Ночью, лежа в постели рядом с супругой, упоенной гордостью от сознания, что она является участницей столь великих событий, Гельбрет молчал под предлогом головной боли, которая его действительно мучила; в его ушах, вызывая легкое головокружение, все еще звучал ритмический шум поезда, и он заснул лишь на несколько часов. Здесь, в своем доме, в его мозгу возникло столько разумных мыслей, где даже обои, казалось, были покрыты слоем воспоминаний о знакомых и сокровенных, беспечно прожитых мгновениях, — здесь война представлялась ему еще менее правдоподобной, просто химерой, выходящей за все пределы дозволенного, каким-то в высшей степени досадным, если вдуматься, событием. Германия, Европа ведет войну. Этот факт никак не укладывался в его сознании. Он все время твердил эту мысль про себя и все же не мог связать ее с остальными своими чувствами и представлениями; они отталкивали ее обратно, и она перекатывалась из стороны в сторону по обычно столь рыхлой и легко всасывающей поверхности его сознания. У нас война? Да быть этого не может! Но у нас действительно война! И Гельбрет день-деньской безо всякой видимой цели шагал по комнате, дрожа всем телом, как дрожит животное во время землетрясения. И в самом деле, что-то сотрясало его привычный мир, он рушился, превращаясь в обломки и развалины, из которых, словно из растерзанных тел, вытекали ручьи крови. Сам того не замечая, Гельбрет непрерывно ломал руки, холодные, как лед, как руки покойника.

В течение августа он мало-помалу привык к мысли о свершившемся, зато постарел на много лет; спина его согнулась, колени подгибались, мысли притупились, и он чувствовал себя таким беспомощным, что готов был плакать.

С трепетным вниманием следил теперь Гельбрет за всем, что в качестве моральной поддержки преподносили его народу в газетах, брошюрах и толстых журналах крупнейшие писатели и никому не известные бумагомаратели, и это чтение вызывало у него громкий смех. Он, Гельбрет, считал бы себя выродком, если бы не продолжал любить Германию любовью, проистекающей из самой глубокой, кровной связи его со своей страной. В особенности теперь, когда она несмелой поступью спускалась по черной стезе навстречу всем опасностям и терялась в будущем, которое с каждым шагом пройденного пути неминуемо становилось роком. Он любил Германию — и он содрогался от гнева. Он видел, что враг не мог измыслить ничего более коварного, чем в самый грозный час опутать безудержной лестью введенных им в заблуждение людей. Он понимал, что следует заклеймить названием злодея всякого, кто при общении с окружающими внушает грешному созданию, именуемому «человек», что будто бы в пустынном безобразном мире существует лишь один-единственный носитель всех ценностей, всех без исключения, так что мир предстает как бы распавшимся на две части: там — дикий хаос, убожество, надувательство и ложь, здесь — одна-единственная светозарная личность, имя которой «избранник божий» и «светоч грядущего». И он сознавал, что поведение этих негодяев объясняется лишь той бездонной ненавистью, какую они питают к жертвам своего обмана, и желанием ввергнуть их своей лестью в окончательную гибель.

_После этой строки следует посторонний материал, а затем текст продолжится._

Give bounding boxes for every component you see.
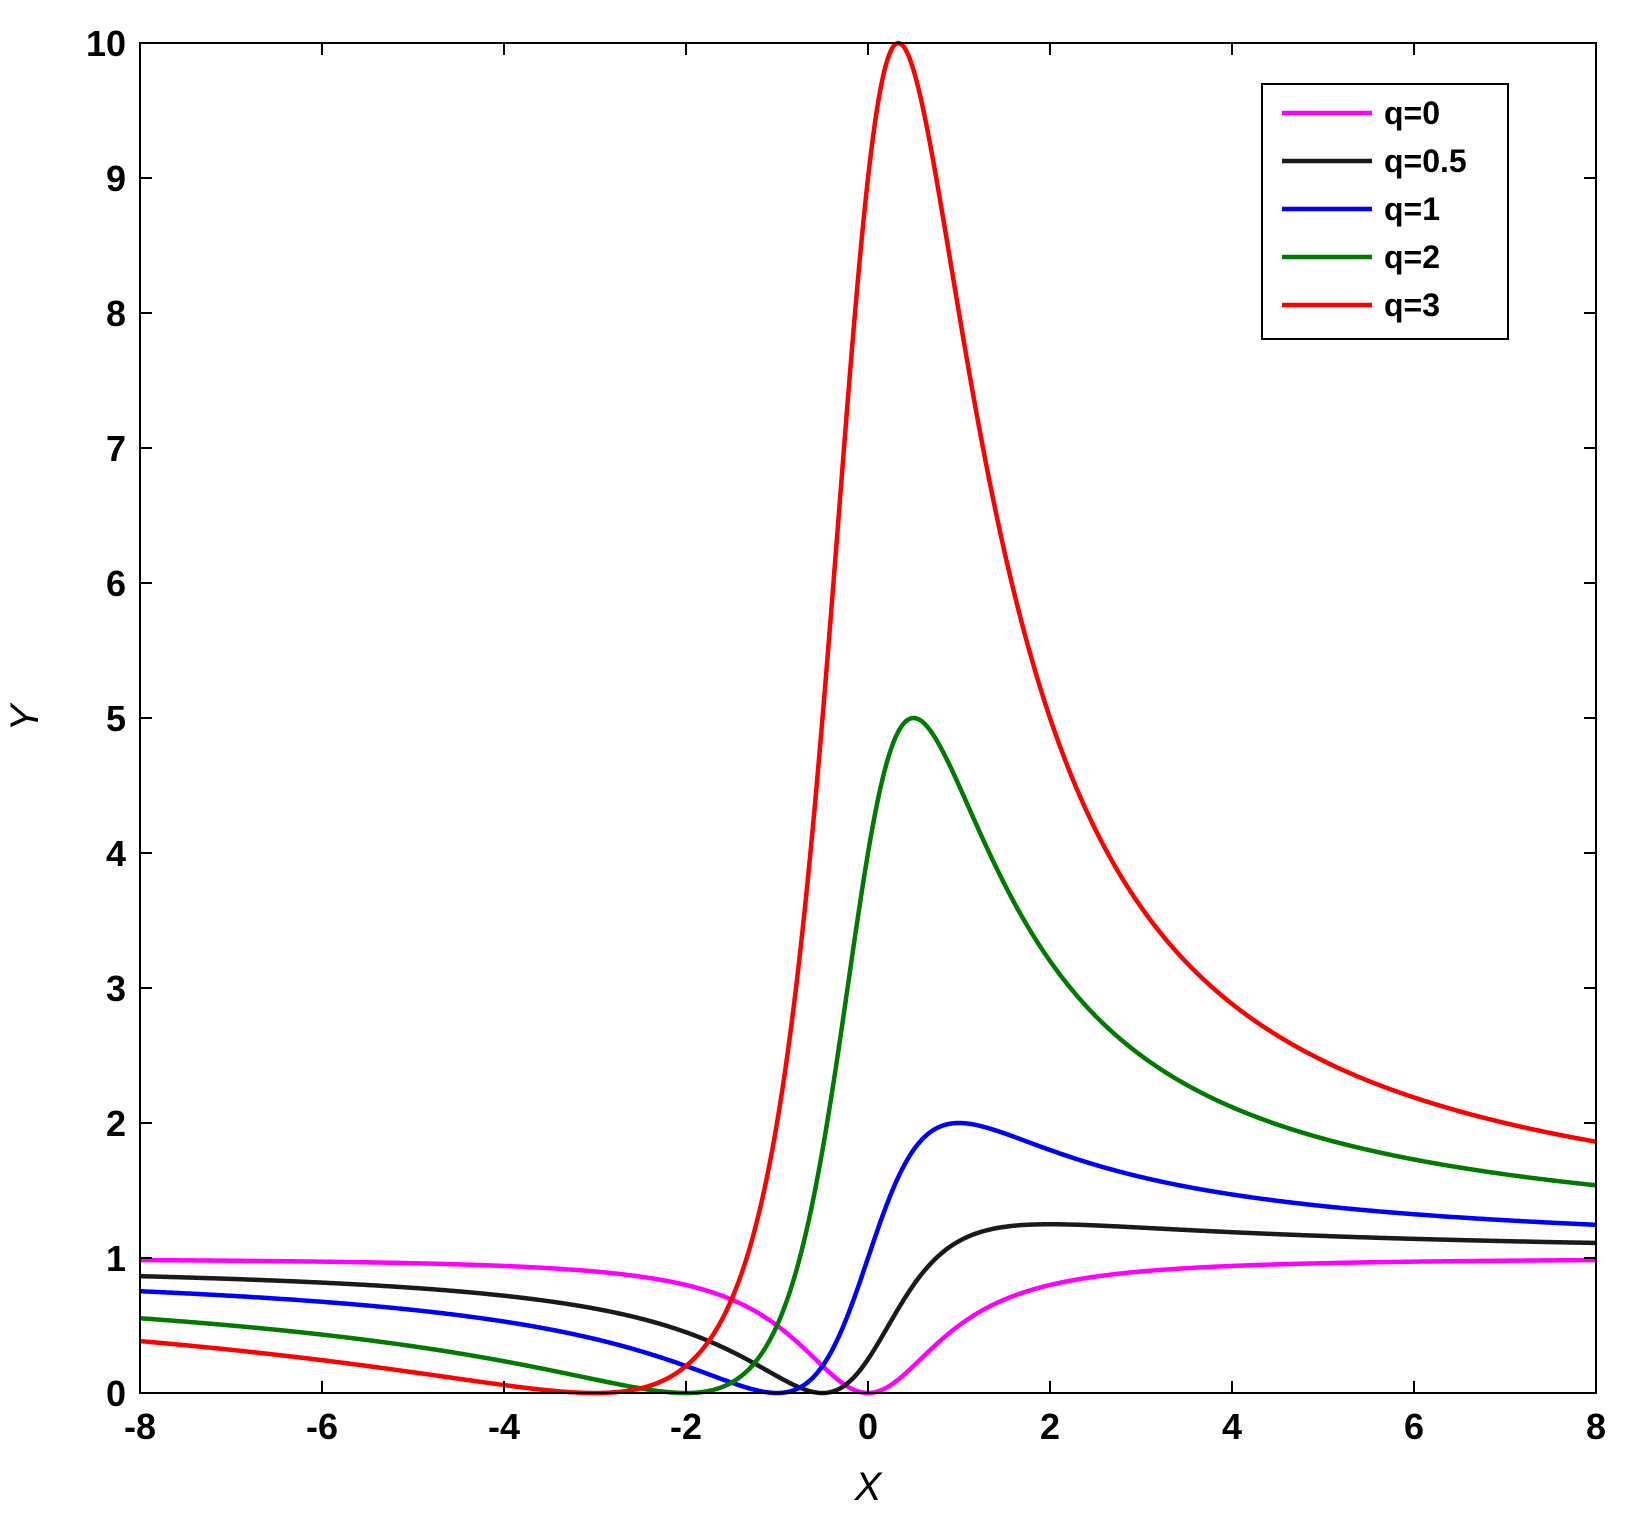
- x-tick-label: -6: [306, 1406, 338, 1447]
- legend-label: q=0: [1384, 95, 1440, 131]
- legend-label: q=0.5: [1384, 143, 1467, 179]
- y-tick-label: 4: [106, 833, 126, 874]
- y-tick-label: 7: [106, 428, 126, 469]
- x-tick-label: 6: [1404, 1406, 1424, 1447]
- x-tick-label: 0: [858, 1406, 878, 1447]
- series-line-q-3: [139, 40, 1597, 1396]
- x-axis-ticks: -8 -6 -4 -2 0 2 4 6 8: [124, 43, 1606, 1447]
- x-tick-label: -4: [488, 1406, 520, 1447]
- x-tick-label: -2: [670, 1406, 702, 1447]
- y-tick-label: 10: [86, 23, 126, 64]
- series-curves: [139, 40, 1597, 1396]
- y-tick-label: 5: [106, 698, 126, 739]
- x-tick-label: 4: [1222, 1406, 1242, 1447]
- y-axis-label: Y: [3, 701, 47, 731]
- x-tick-label: 2: [1040, 1406, 1060, 1447]
- y-tick-label: 2: [106, 1103, 126, 1144]
- series-line-q-1: [139, 1120, 1597, 1396]
- series-line-q-2: [139, 715, 1597, 1396]
- legend-box: [1261, 83, 1509, 340]
- x-tick-label: 8: [1586, 1406, 1606, 1447]
- y-tick-label: 6: [106, 563, 126, 604]
- y-tick-label: 8: [106, 293, 126, 334]
- x-tick-label: -8: [124, 1406, 156, 1447]
- series-line-q-0-5: [139, 1222, 1597, 1396]
- y-tick-label: 9: [106, 158, 126, 199]
- legend-label: q=1: [1384, 191, 1440, 227]
- y-axis-ticks: 0 1 2 3 4 5 6 7 8 9 10: [86, 23, 1596, 1414]
- legend-label: q=2: [1384, 239, 1440, 275]
- x-axis-label: X: [854, 1465, 883, 1509]
- y-tick-label: 3: [106, 968, 126, 1009]
- legend-label: q=3: [1384, 287, 1440, 323]
- legend: q=0 q=0.5 q=1 q=2 q=3: [1261, 83, 1509, 340]
- y-tick-label: 0: [106, 1373, 126, 1414]
- y-tick-label: 1: [106, 1238, 126, 1279]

Так перед взором Гельбрета все ясней вырисовывалась порочность вожаков и советников его народа, над судьбой которого, заклиная ее, непрестанно кружил его слабеющий рассудок, его истекающая кровью душа.

Его народ! Он представлялся Гельбрету рассеянным по всей стране, то скученным, то на больших просторах, пришедшим из далекого прошлого, которое сказывалось теперь в каждом отдельном человеке. Народ строил свое будущее весь целиком и каждый человек в отдельности, на собственном своем участке. И потрясенный до глубины души, желая ему всяческого блага, Гельбрет мерил свой народ мерилом прозорливой и неослепленной нежности. Он видел, что народ жертвует собой, но при этом стремится извлечь из своей жертвы как можно больше пользы только для себя. Он чувствовал, что народ следует за вождями, которые избраны не им, но которые навязаны ему историей и восприняты им как судьба. Он убеждался, что народ жадно глотает яд самовозвеличивания, но при этом каждый в отдельности беспрекословно подчиняется приказанию. Он понимал, что народ дорос до всех задач, поставленных перед ним современностью, но при этом преступно изменяет своей извечной сущности.